Our state “Massachusetts Environmental Policy Act” (MEPA) law is supposed to help minimize and mitigate  “Damage to the Environment” from big development projects.

In the early 2000s, seeking a more profitable business model AD Makepeace, the largest landowner in Eastern Massachusetts, announced it would develop its approximately 6,500 acres of land it owns in Southeastern Mass, primarily Plymouth, Carver and Wareham.

Makepeace called this its “Tihonet Mixed Use Development” or “TMUD” project.

In 2007, under MEPA Makepeace negotiated a “Special Review Procedure” for the TMUD project — environmental review “light”. In exchange, Makepeace promised to put land in conservation, develop the rest of the land as a model of “smart growth and open space” and include the public in the process with quarterly meetings. It has reneged on it all. The plan is for a 20 to 30 year “build out” of the 6,500 acres.

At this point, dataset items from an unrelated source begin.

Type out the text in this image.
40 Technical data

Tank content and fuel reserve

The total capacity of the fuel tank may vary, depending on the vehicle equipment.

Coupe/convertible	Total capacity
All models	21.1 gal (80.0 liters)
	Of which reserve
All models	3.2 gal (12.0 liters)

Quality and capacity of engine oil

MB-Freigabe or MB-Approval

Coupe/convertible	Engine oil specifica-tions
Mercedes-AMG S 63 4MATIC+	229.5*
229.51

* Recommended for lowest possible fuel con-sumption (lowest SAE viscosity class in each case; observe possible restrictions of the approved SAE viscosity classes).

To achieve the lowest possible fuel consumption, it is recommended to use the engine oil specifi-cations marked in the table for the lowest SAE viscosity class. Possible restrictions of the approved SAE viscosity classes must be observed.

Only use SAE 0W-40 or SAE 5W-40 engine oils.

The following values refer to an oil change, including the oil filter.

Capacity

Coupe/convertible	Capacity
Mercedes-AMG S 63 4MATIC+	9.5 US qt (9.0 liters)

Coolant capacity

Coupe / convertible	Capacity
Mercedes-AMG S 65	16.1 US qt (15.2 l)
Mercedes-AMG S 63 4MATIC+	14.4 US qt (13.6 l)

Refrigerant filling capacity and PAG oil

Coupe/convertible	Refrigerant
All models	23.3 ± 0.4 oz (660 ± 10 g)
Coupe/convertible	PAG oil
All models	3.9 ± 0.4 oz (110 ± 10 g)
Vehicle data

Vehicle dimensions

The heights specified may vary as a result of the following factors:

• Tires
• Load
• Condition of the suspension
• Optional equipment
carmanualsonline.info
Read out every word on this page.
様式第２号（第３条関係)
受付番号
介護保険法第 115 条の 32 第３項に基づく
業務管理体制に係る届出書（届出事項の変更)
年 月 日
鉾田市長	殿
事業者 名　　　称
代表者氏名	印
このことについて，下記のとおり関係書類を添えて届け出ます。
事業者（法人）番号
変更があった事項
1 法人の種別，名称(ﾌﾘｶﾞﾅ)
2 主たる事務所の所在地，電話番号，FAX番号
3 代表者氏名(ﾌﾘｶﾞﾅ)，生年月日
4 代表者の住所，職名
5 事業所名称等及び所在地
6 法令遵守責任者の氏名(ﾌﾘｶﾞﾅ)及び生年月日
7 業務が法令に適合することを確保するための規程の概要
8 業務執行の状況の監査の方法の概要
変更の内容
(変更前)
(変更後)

The TMUD area is shown on the map below:

AD Makepeace “Tihonet Mixed Use Development” (TMUD) area, 2007.

 

TMUD in 2021: Industrial sand and gravel mining, large industrial ground mounted solar installations
Source: Google Earth Pro, Oct. 2021

Fifteen years later, in 2022, the TMUD is a blighted, strip mined industrial landscape of mining operations and industrial ground mounted solar projects — not “smart growth” and “open space.”

Makepeace hasn’t donated all the required land to conservation. It sold some to the state and is claiming this is a donation that meets the company’s requirements. Makepeace is double-dipping and using the same conservation acres for different projects – Plymouth’s 200-acre strip mine, the Red Brook Development, and projects in Carver.